The film, Lamp and Wasserman agreed, is a conversation starter.

“Moore presented a powerful and emotion-packed series of stories that illustrate just how broken our healthcare system is,” Wasserman says. “He has a unique talent for being able to tell stories through the eyes of people.”

Lamp, like Moore, endorses the single-payer system as a way out of the mess. Wasserman keeps mum on what he thinks. The Rand project -- results will be released next year -- will analyze a range of possible solutions including single-payer systems and one in effect in Massachusetts.

That state plan weaves together private and public agencies to cover nearly everyone. It requires employers to provide health insurance or face a fine, and that money helps finance insurance coverage for people who can’t afford it.

The Rand project also will examine consumer-directed plans that require more responsibility and higher co-payments from patients. The theory is that those measures will encourage people to make wiser, less costly health decisions.

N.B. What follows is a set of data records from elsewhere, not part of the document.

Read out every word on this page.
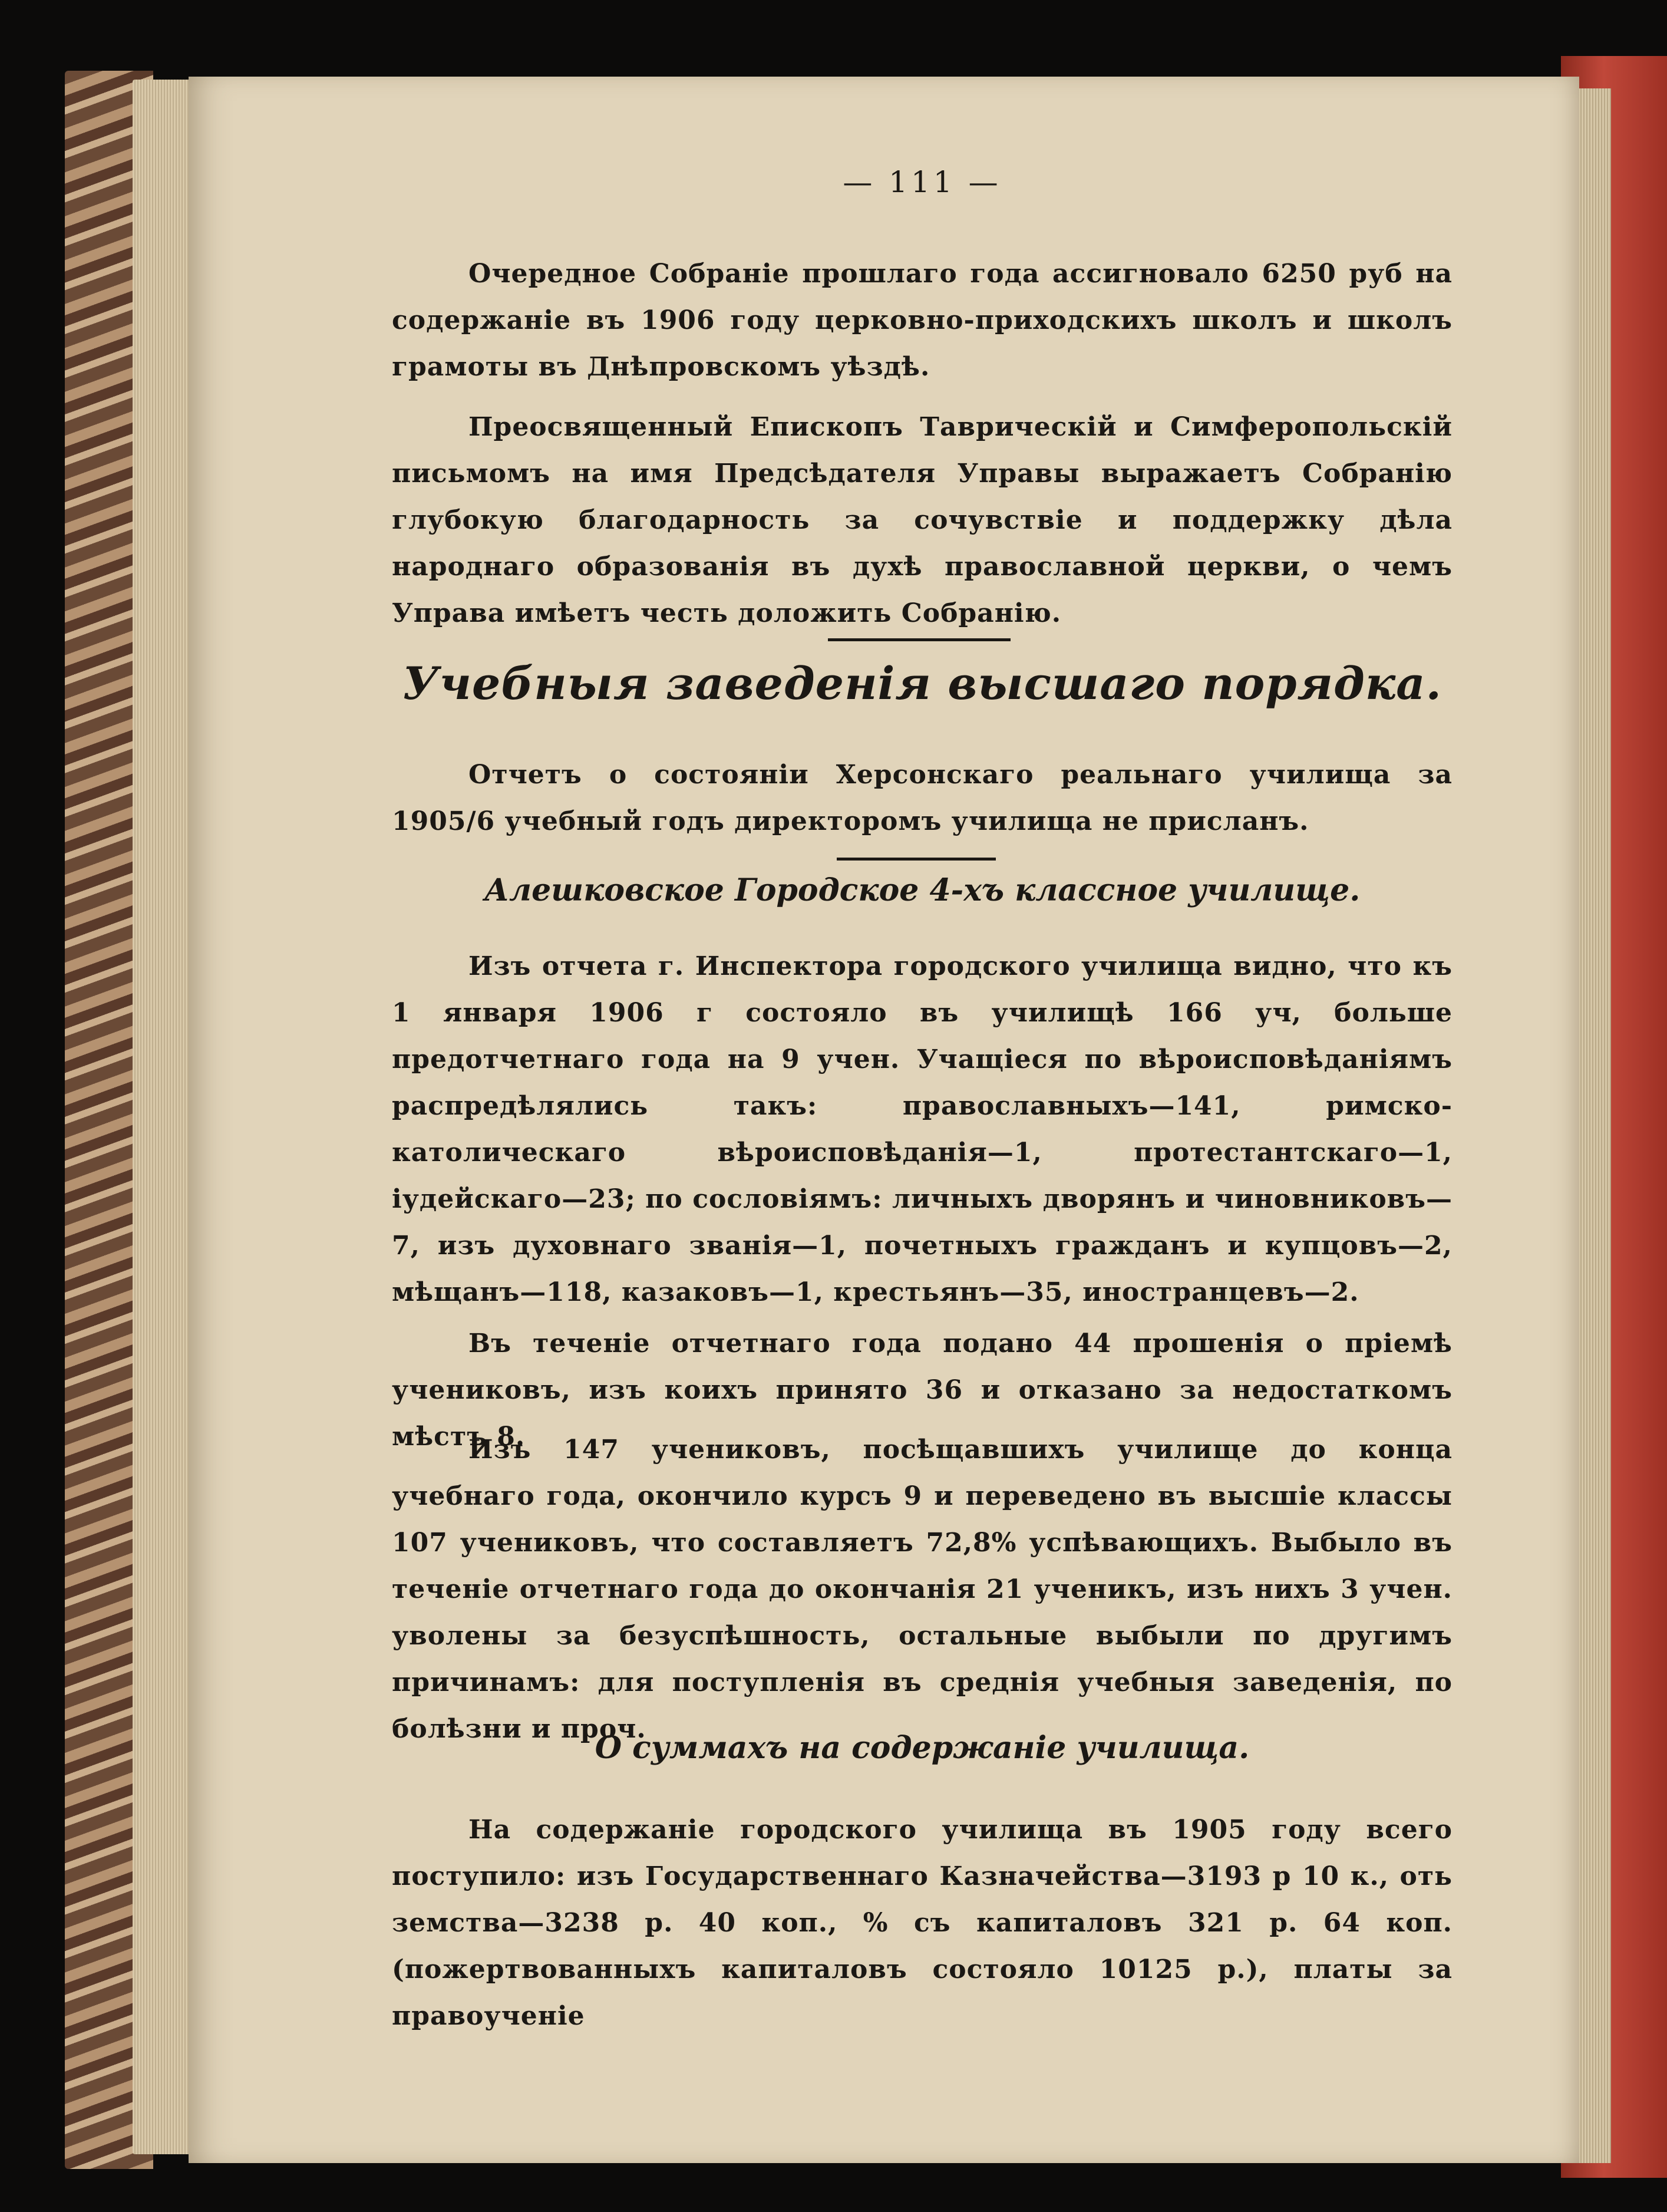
— 111 —

Очередное Собраніе прошлаго года ассигновало 6250 руб на содержаніе въ 1906 году церковно-приходскихъ школъ и школъ грамоты въ Днѣпровскомъ уѣздѣ.

Преосвященный Епископъ Таврическій и Симферопольскій письмомъ на имя Предсѣдателя Управы выражаетъ Собранію глубокую благодарность за сочувствіе и поддержку дѣла народнаго образованія въ духѣ православной церкви, о чемъ Управа имѣетъ честь доложить Собранію.

Учебныя заведенія высшаго порядка.

Отчетъ о состояніи Херсонскаго реальнаго училища за 1905/6 учебный годъ директоромъ училища не присланъ.

Алешковское Городское 4-хъ классное училище.

Изъ отчета г. Инспектора городского училища видно, что къ 1 января 1906 г состояло въ училищѣ 166 уч, больше предотчетнаго года на 9 учен. Учащіеся по вѣроисповѣданіямъ распредѣлялись такъ: православныхъ—141, римско-католическаго вѣроисповѣданія—1, протестантскаго—1, іудейскаго—23; по сословіямъ: личныхъ дворянъ и чиновниковъ—7, изъ духовнаго званія—1, почетныхъ гражданъ и купцовъ—2, мѣщанъ—118, казаковъ—1, крестьянъ—35, иностранцевъ—2.

Въ теченіе отчетнаго года подано 44 прошенія о пріемѣ учениковъ, изъ коихъ принято 36 и отказано за недостаткомъ мѣстъ 8.

Изъ 147 учениковъ, посѣщавшихъ училище до конца учебнаго года, окончило курсъ 9 и переведено въ высшіе классы 107 учениковъ, что составляетъ 72,8% успѣвающихъ. Выбыло въ теченіе отчетнаго года до окончанія 21 ученикъ, изъ нихъ 3 учен. уволены за безуспѣшность, остальные выбыли по другимъ причинамъ: для поступленія въ среднія учебныя заведенія, по болѣзни и проч.

О суммахъ на содержаніе училища.

На содержаніе городского училища въ 1905 году всего поступило: изъ Государственнаго Казначейства—3193 р 10 к., оть земства—3238 р. 40 коп., % съ капиталовъ 321 р. 64 коп. (пожертвованныхъ капиталовъ состояло 10125 р.), платы за правоученіе
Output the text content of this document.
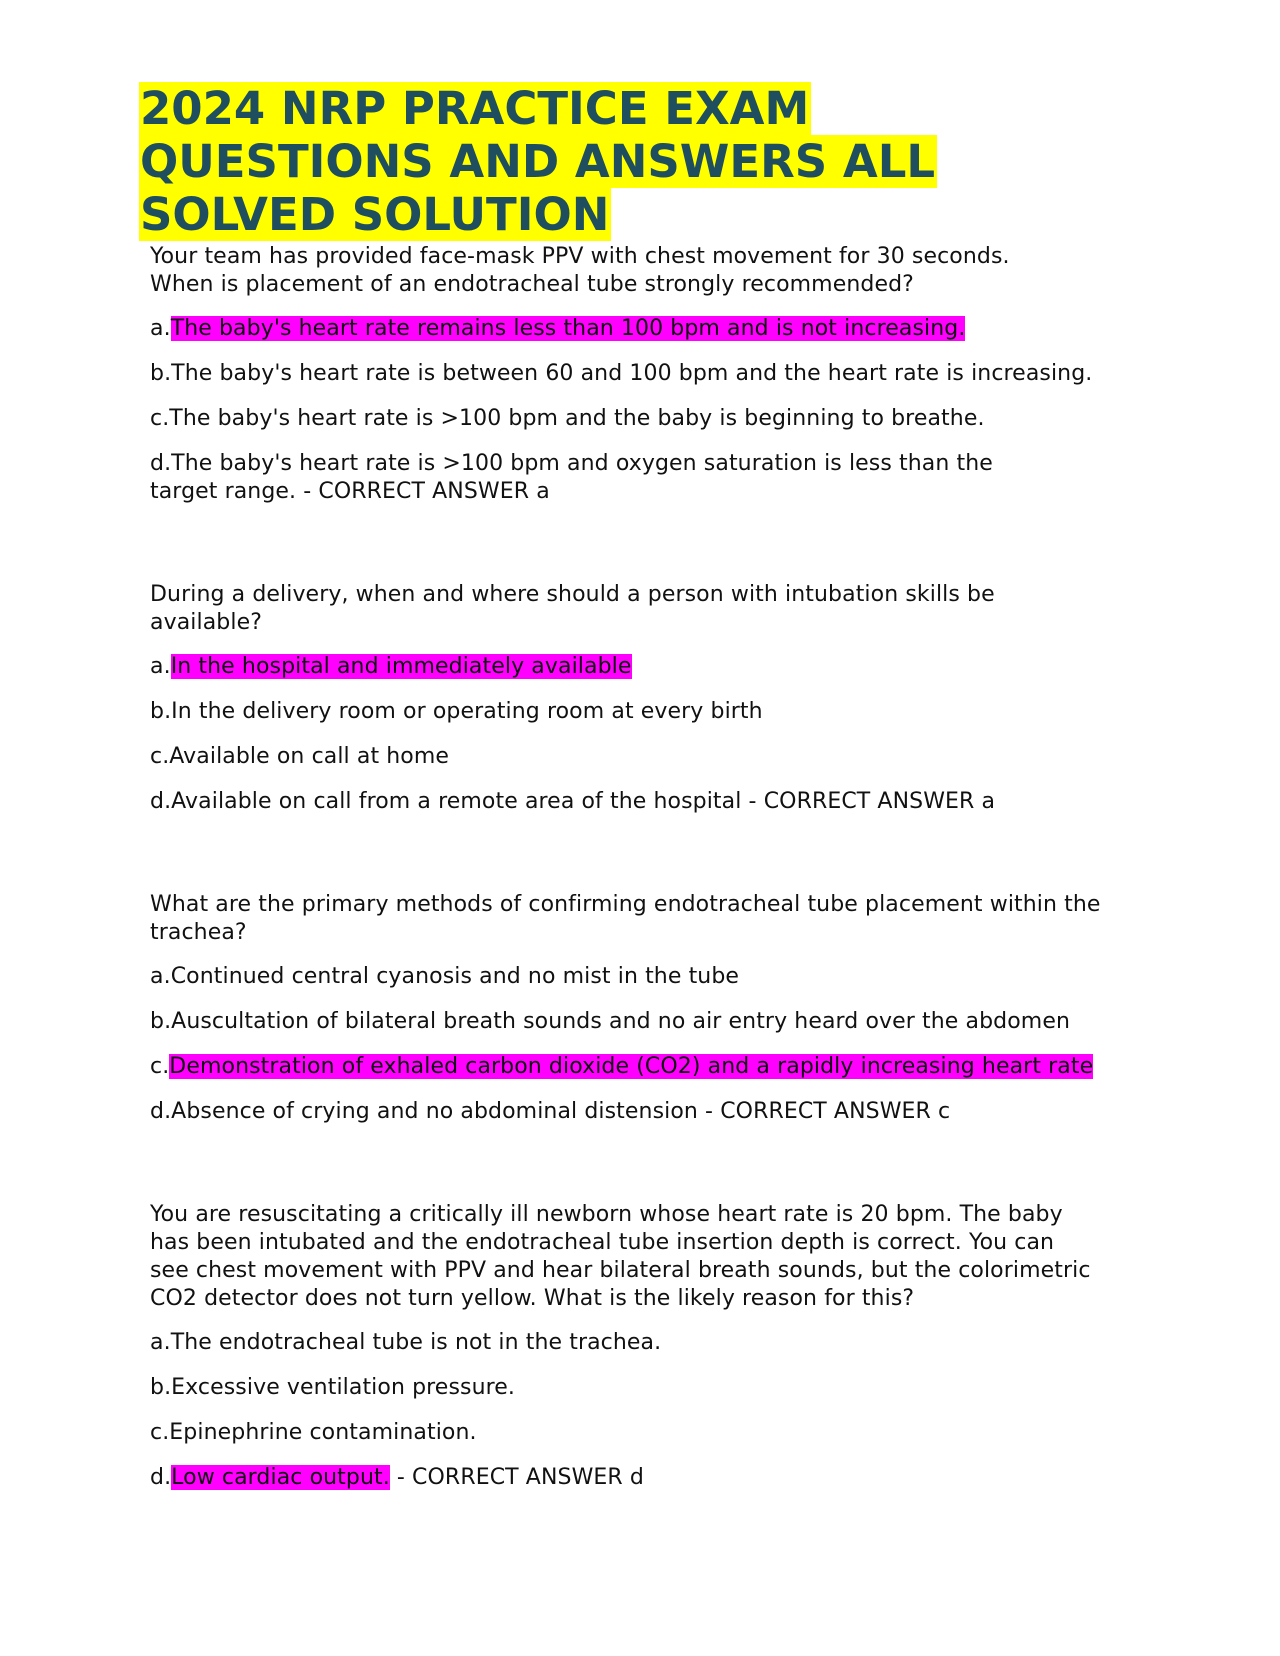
2024 NRP PRACTICE EXAM
QUESTIONS AND ANSWERS ALL
SOLVED SOLUTION

Your team has provided face-mask PPV with chest movement for 30 seconds. When is placement of an endotracheal tube strongly recommended?

a.The baby's heart rate remains less than 100 bpm and is not increasing.

b.The baby's heart rate is between 60 and 100 bpm and the heart rate is increasing.

c.The baby's heart rate is >100 bpm and the baby is beginning to breathe.

d.The baby's heart rate is >100 bpm and oxygen saturation is less than the target range. - CORRECT ANSWER a

During a delivery, when and where should a person with intubation skills be available?

a.In the hospital and immediately available

b.In the delivery room or operating room at every birth

c.Available on call at home

d.Available on call from a remote area of the hospital - CORRECT ANSWER a

What are the primary methods of confirming endotracheal tube placement within the trachea?

a.Continued central cyanosis and no mist in the tube

b.Auscultation of bilateral breath sounds and no air entry heard over the abdomen

c.Demonstration of exhaled carbon dioxide (CO2) and a rapidly increasing heart rate

d.Absence of crying and no abdominal distension - CORRECT ANSWER c

You are resuscitating a critically ill newborn whose heart rate is 20 bpm. The baby has been intubated and the endotracheal tube insertion depth is correct. You can see chest movement with PPV and hear bilateral breath sounds, but the colorimetric CO2 detector does not turn yellow. What is the likely reason for this?

a.The endotracheal tube is not in the trachea.

b.Excessive ventilation pressure.

c.Epinephrine contamination.

d.Low cardiac output. - CORRECT ANSWER d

In line with that, Rand will put an objective mix of measures of cost, access and quality on a grid so the reader can interpret the economics and trade-offs of each proposed solution.

Advertisement

The next phase of the discussion is up to the American public, and its collective answers to that question shouted from the audience: What do we do?

Of course some of America’s health problems -- obesity, smoking-related disease, poor diet -- are matters that individuals could take in hand for themselves. When Moore left the stage, he may have been giving a nod to the need for such personal responsibility. “Now, come and join me for a walk,” he said, “to the salad bar.”